HTTP is stateless. Your unit of work exists on the server-side only. As for clicking 'Load' then your UOW is simply retrieve the record and map to your view model. 'Save' and unit of work starts when you hit the server - rather than being over the course of the load, edit in browser, and then back to server.
Implementation wise you shouldnt keep the ISession in memory (in your case ASP.Net session object), it a sure fast way to exhausting memory and unmanaged ado.net resources. There are various UOW examples some people choose to associate a ISession with the HTTP Context at begin_request and dispose on end_request, you can of course be more granular, but in all cases it never exists further than that.
In a simplictic system, on hitting the 'Save' you will need to pull the Product out of the database using an ID (hidden field or what not), set the properties from the Request.Form, and then update in the database.

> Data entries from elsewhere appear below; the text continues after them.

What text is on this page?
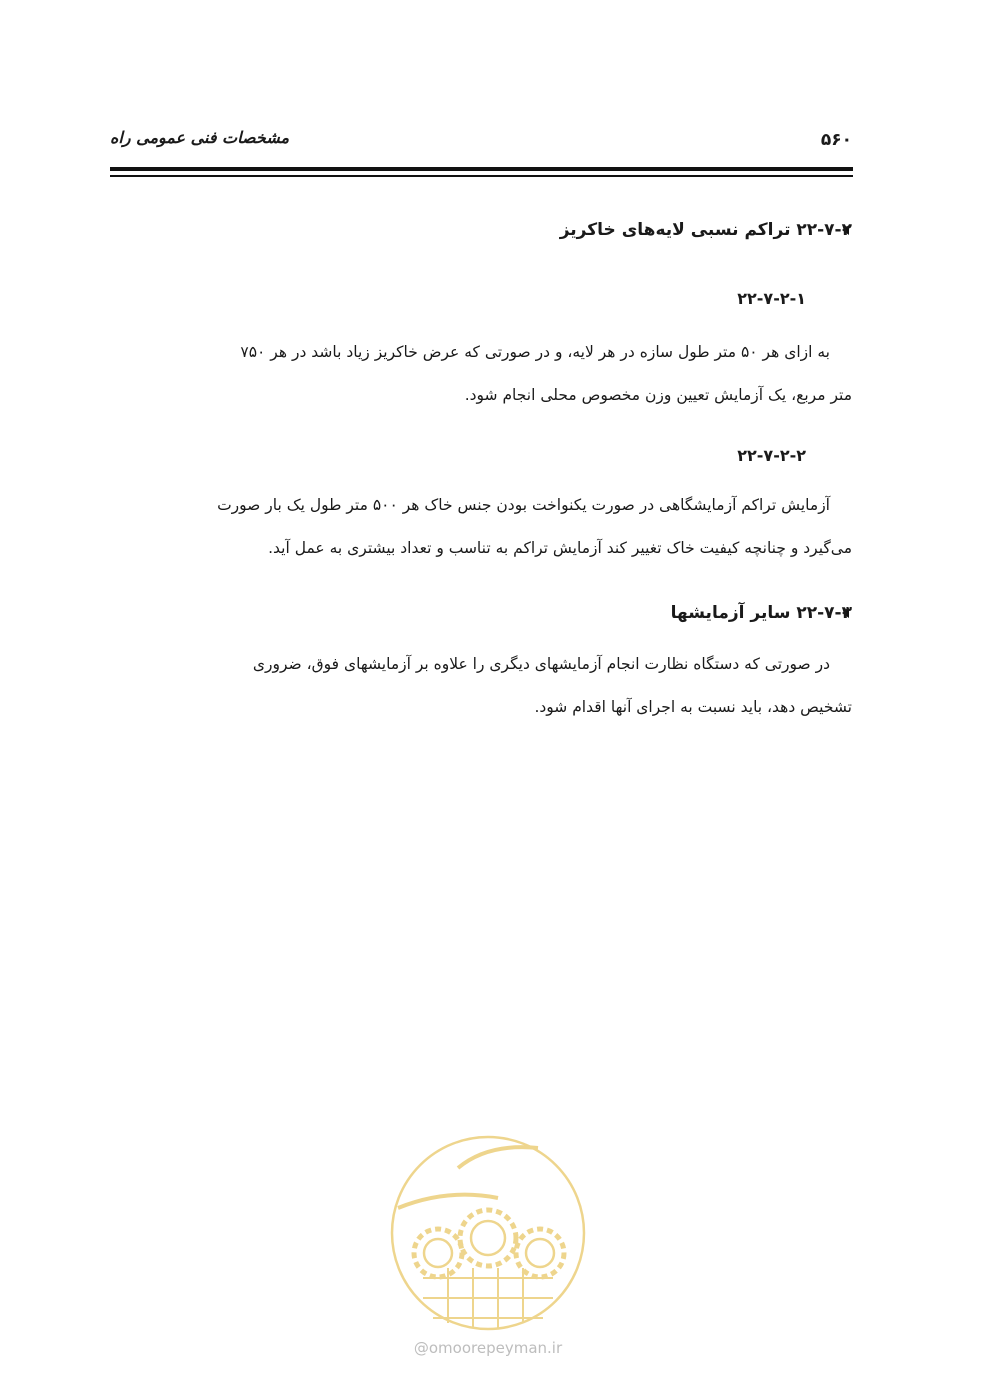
۵۶۰
مشخصات فنی عمومی راه
۲۲-۷-۲ تراکم نسبی لایه‌های خاکریز
۲۲-۷-۲-۱
به ازای هر ۵۰ متر طول سازه در هر لایه، و در صورتی که عرض خاکریز زیاد باشد در هر ۷۵۰
متر مربع، یک آزمایش تعیین وزن مخصوص محلی انجام شود.
۲۲-۷-۲-۲
آزمایش تراکم آزمایشگاهی در صورت یکنواخت بودن جنس خاک هر ۵۰۰ متر طول یک بار صورت
می‌گیرد و چنانچه کیفیت خاک تغییر کند آزمایش تراکم به تناسب و تعداد بیشتری به عمل آید.
۲۲-۷-۳ سایر آزمایشها
در صورتی که دستگاه نظارت انجام آزمایشهای دیگری را علاوه بر آزمایشهای فوق، ضروری
تشخیص دهد، باید نسبت به اجرای آنها اقدام شود.
@omoorepeyman.ir
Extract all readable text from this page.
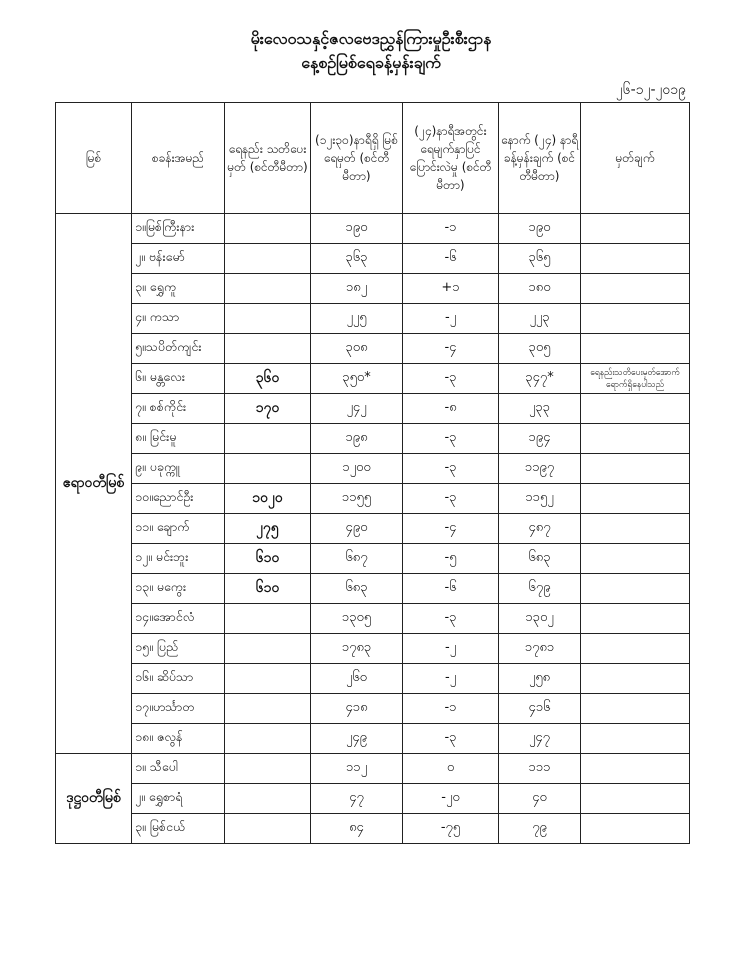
မိုးလေဝသနှင့်ဇလဗေဒညွှန်ကြားမှုဦးစီးဌာန
နေ့စဉ်မြစ်ရေခန့်မှန်းချက်
၂၆-၁၂-၂၀၁၉
မြစ်	စခန်းအမည်	ရေနည်း သတိပေးမှတ် (စင်တီမီတာ)	(၁၂း၃၀)နာရီရှိ မြစ်ရေမှတ် (စင်တီမီတာ)	(၂၄)နာရီအတွင်း ရေမျက်နှာပြင် ပြောင်းလဲမှု (စင်တီမီတာ)	နောက် (၂၄) နာရီ ခန့်မှန်းချက် (စင်တီမီတာ)	မှတ်ချက်
ဧရာဝတီမြစ်	၁။မြစ်ကြီးနား		၁၉၀	-၁	၁၉၀	
	၂။ ဗန်းမော်		၃၆၃	-၆	၃၆၅	
	၃။ ရွှေကူ		၁၈၂	+၁	၁၈၀	
	၄။ ကသာ		၂၂၅	-၂	၂၂၃	
	၅။သပိတ်ကျင်း		၃၀၈	-၄	၃၀၅	
	၆။ မန္တလေး	၃၆၀	၃၅၀*	-၃	၃၄၇*	ရေနည်းသတိပေးမှတ်အောက် ရောက်ရှိနေပါသည်
	၇။ စစ်ကိုင်း	၁၇၀	၂၄၂	-၈	၂၃၃	
	၈။ မြင်းမူ		၁၉၈	-၃	၁၉၄	
	၉။ ပခုက္ကူ		၁၂၀၀	-၃	၁၁၉၇	
	၁၀။ညောင်ဦး	၁၀၂၀	၁၁၅၅	-၃	၁၁၅၂	
	၁၁။ ချောက်	၂၇၅	၄၉၀	-၄	၄၈၇	
	၁၂။ မင်းဘူး	၆၁၀	၆၈၇	-၅	၆၈၃	
	၁၃။ မကွေး	၆၁၀	၆၈၃	-၆	၆၇၉	
	၁၄။အောင်လံ		၁၃၀၅	-၃	၁၃၀၂	
	၁၅။ ပြည်		၁၇၈၃	-၂	၁၇၈၁	
	၁၆။ ဆိပ်သာ		၂၆၀	-၂	၂၅၈	
	၁၇။ဟင်္သာတ		၄၁၈	-၁	၄၁၆	
	၁၈။ ဇလွန်		၂၄၉	-၃	၂၄၇	
ဒုဋ္ဌဝတီမြစ်	၁။ သီပေါ		၁၁၂	၀	၁၁၁	
	၂။ ရွှေစာရံ		၄၇	-၂၀	၄၀	
	၃။ မြစ်ငယ်		၈၄	-၇၅	၇၉	
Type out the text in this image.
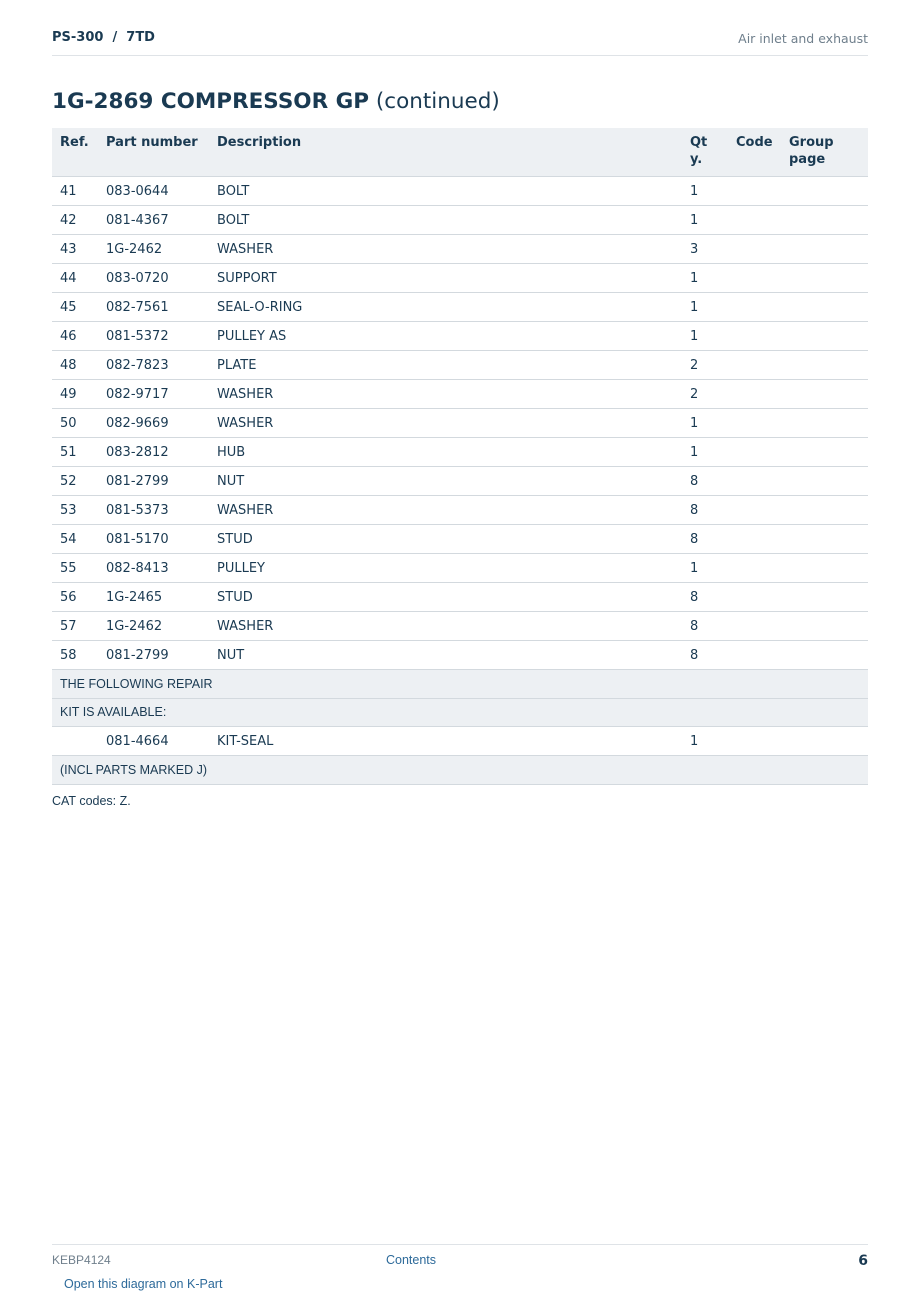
PS-300  /  7TD	Air inlet and exhaust
1G-2869 COMPRESSOR GP (continued)
Ref.	Part number	Description	Qty.	Code	Group page
41	083-0644	BOLT	1		
42	081-4367	BOLT	1		
43	1G-2462	WASHER	3		
44	083-0720	SUPPORT	1		
45	082-7561	SEAL-O-RING	1		
46	081-5372	PULLEY AS	1		
48	082-7823	PLATE	2		
49	082-9717	WASHER	2		
50	082-9669	WASHER	1		
51	083-2812	HUB	1		
52	081-2799	NUT	8		
53	081-5373	WASHER	8		
54	081-5170	STUD	8		
55	082-8413	PULLEY	1		
56	1G-2465	STUD	8		
57	1G-2462	WASHER	8		
58	081-2799	NUT	8		
THE FOLLOWING REPAIR					
KIT IS AVAILABLE:					
	081-4664	KIT-SEAL	1		
(INCL PARTS MARKED J)					
CAT codes: Z.
KEBP4124	Contents	6
Open this diagram on K-Part
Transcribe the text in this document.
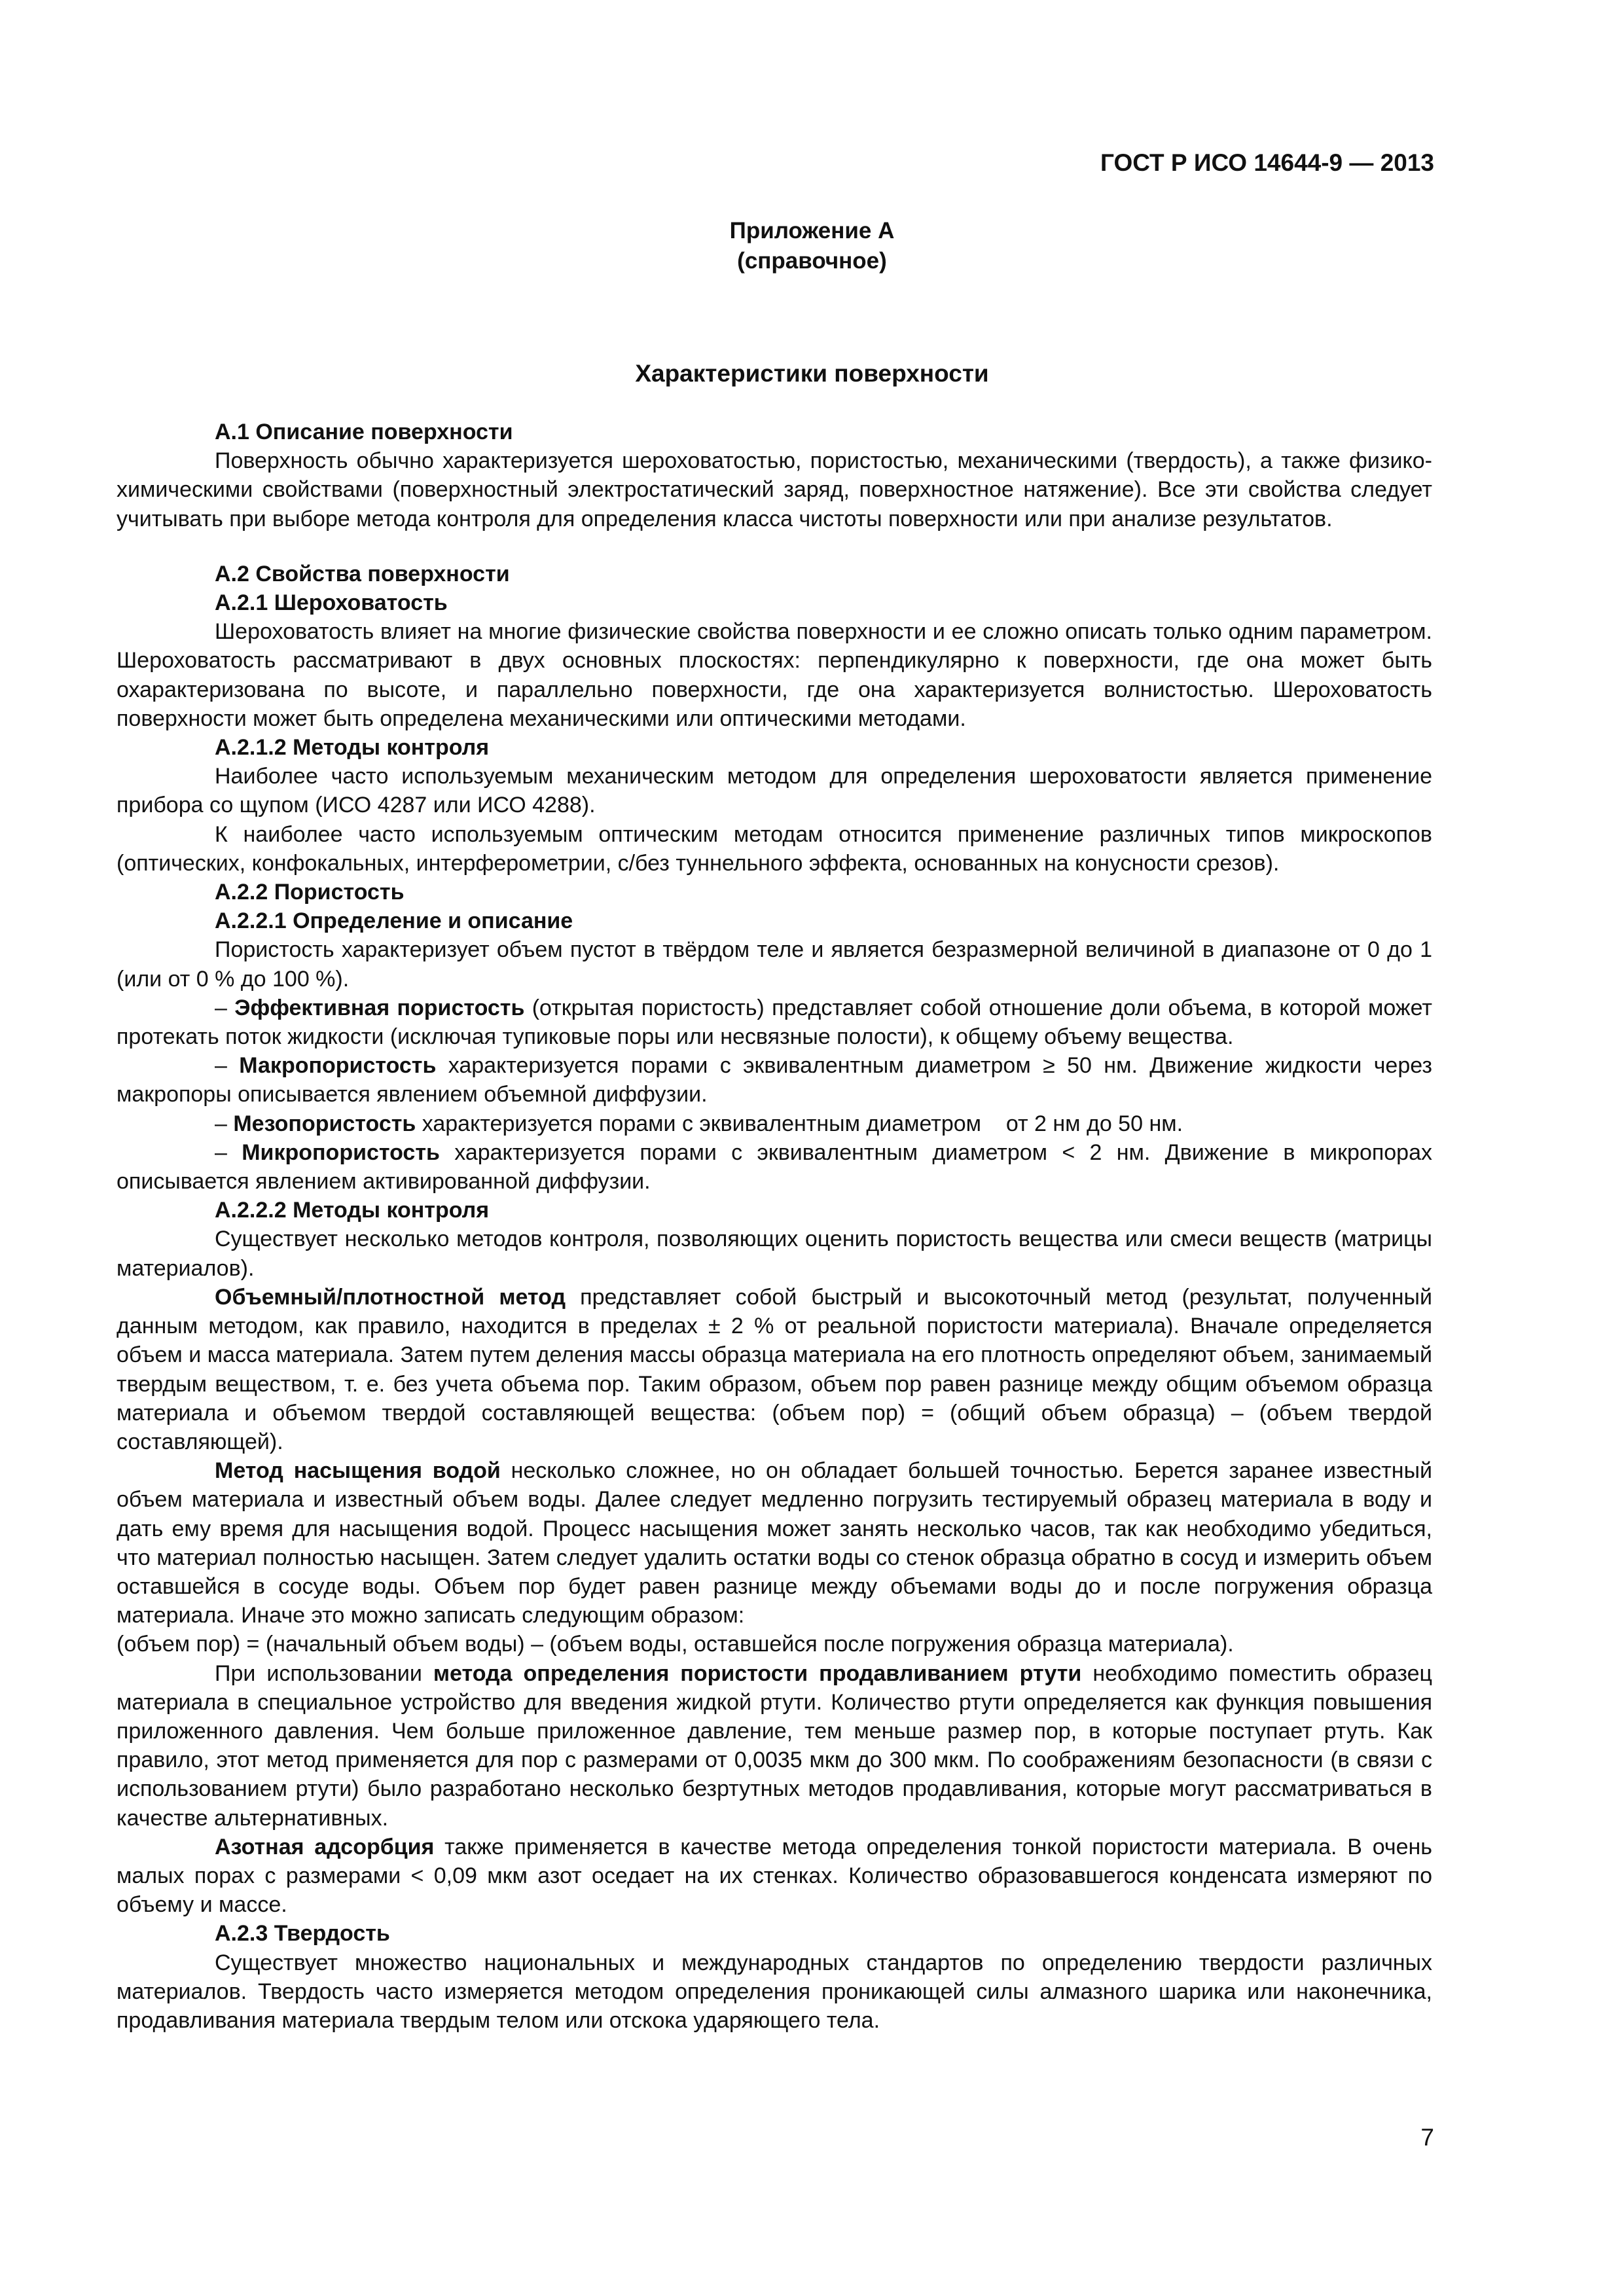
ГОСТ Р ИСО 14644-9 — 2013
Приложение А
(справочное)
Характеристики поверхности

А.1 Описание поверхности

Поверхность обычно характеризуется шероховатостью, пористостью, механическими (твердость), а также физико-химическими свойствами (поверхностный электростатический заряд, поверхностное натяжение). Все эти свойства следует учитывать при выборе метода контроля для определения класса чистоты поверхности или при анализе результатов.

А.2 Свойства поверхности

А.2.1 Шероховатость

Шероховатость влияет на многие физические свойства поверхности и ее сложно описать только одним параметром. Шероховатость рассматривают в двух основных плоскостях: перпендикулярно к поверхности, где она может быть охарактеризована по высоте, и параллельно поверхности, где она характеризуется волнистостью. Шероховатость поверхности может быть определена механическими или оптическими методами.

А.2.1.2 Методы контроля

Наиболее часто используемым механическим методом для определения шероховатости является применение прибора со щупом (ИСО 4287 или ИСО 4288).

К наиболее часто используемым оптическим методам относится применение различных типов микроскопов (оптических, конфокальных, интерферометрии, с/без туннельного эффекта, основанных на конусности срезов).

А.2.2 Пористость

А.2.2.1 Определение и описание

Пористость характеризует объем пустот в твёрдом теле и является безразмерной величиной в диапазоне от 0 до 1 (или от 0 % до 100 %).

– Эффективная пористость (открытая пористость) представляет собой отношение доли объема, в которой может протекать поток жидкости (исключая тупиковые поры или несвязные полости), к общему объему вещества.

– Макропористость характеризуется порами с эквивалентным диаметром ≥ 50 нм. Движение жидкости через макропоры описывается явлением объемной диффузии.

– Мезопористость характеризуется порами с эквивалентным диаметром    от 2 нм до 50 нм.

– Микропористость характеризуется порами с эквивалентным диаметром < 2 нм. Движение в микропорах описывается явлением активированной диффузии.

А.2.2.2 Методы контроля

Существует несколько методов контроля, позволяющих оценить пористость вещества или смеси веществ (матрицы материалов).

Объемный/плотностной метод представляет собой быстрый и высокоточный метод (результат, полученный данным методом, как правило, находится в пределах ± 2 % от реальной пористости материала). Вначале определяется объем и масса материала. Затем путем деления массы образца материала на его плотность определяют объем, занимаемый твердым веществом, т. е. без учета объема пор. Таким образом, объем пор равен разнице между общим объемом образца материала и объемом твердой составляющей вещества: (объем пор) = (общий объем образца) – (объем твердой составляющей).

Метод насыщения водой несколько сложнее, но он обладает большей точностью. Берется заранее известный объем материала и известный объем воды. Далее следует медленно погрузить тестируемый образец материала в воду и дать ему время для насыщения водой. Процесс насыщения может занять несколько часов, так как необходимо убедиться, что материал полностью насыщен. Затем следует удалить остатки воды со стенок образца обратно в сосуд и измерить объем оставшейся в сосуде воды. Объем пор будет равен разнице между объемами воды до и после погружения образца материала. Иначе это можно записать следующим образом:

(объем пор) = (начальный объем воды) – (объем воды, оставшейся после погружения образца материала).

При использовании метода определения пористости продавливанием ртути необходимо поместить образец материала в специальное устройство для введения жидкой ртути. Количество ртути определяется как функция повышения приложенного давления. Чем больше приложенное давление, тем меньше размер пор, в которые поступает ртуть. Как правило, этот метод применяется для пор с размерами от 0,0035 мкм до 300 мкм. По соображениям безопасности (в связи с использованием ртути) было разработано несколько безртутных методов продавливания, которые могут рассматриваться в качестве альтернативных.

Азотная адсорбция также применяется в качестве метода определения тонкой пористости материала. В очень малых порах с размерами < 0,09 мкм азот оседает на их стенках. Количество образовавшегося конденсата измеряют по объему и массе.

А.2.3 Твердость

Существует множество национальных и международных стандартов по определению твердости различных материалов. Твердость часто измеряется методом определения проникающей силы алмазного шарика или наконечника, продавливания материала твердым телом или отскока ударяющего тела.

7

As for concurrency. If you record the timestamp or an increment version in a hidden field
<input type="hidden" name="version" value="12"/>
Then when you hit Save, you pull the Product out of the database, check that the version number in the Request.Form matches and then save, if not return to the user that the data has changed since last retrieved, would you like to proceed? NHibernate has timestamp/version fields so the comparison is done when you actually hit the DB basically a where clause on the Update, so in this instance it even accounts for changes to very moment you commit.
There are more elaborate and sophisticated ways but generally you can't/shouldn't be sticking ISession in your asp.net Session object.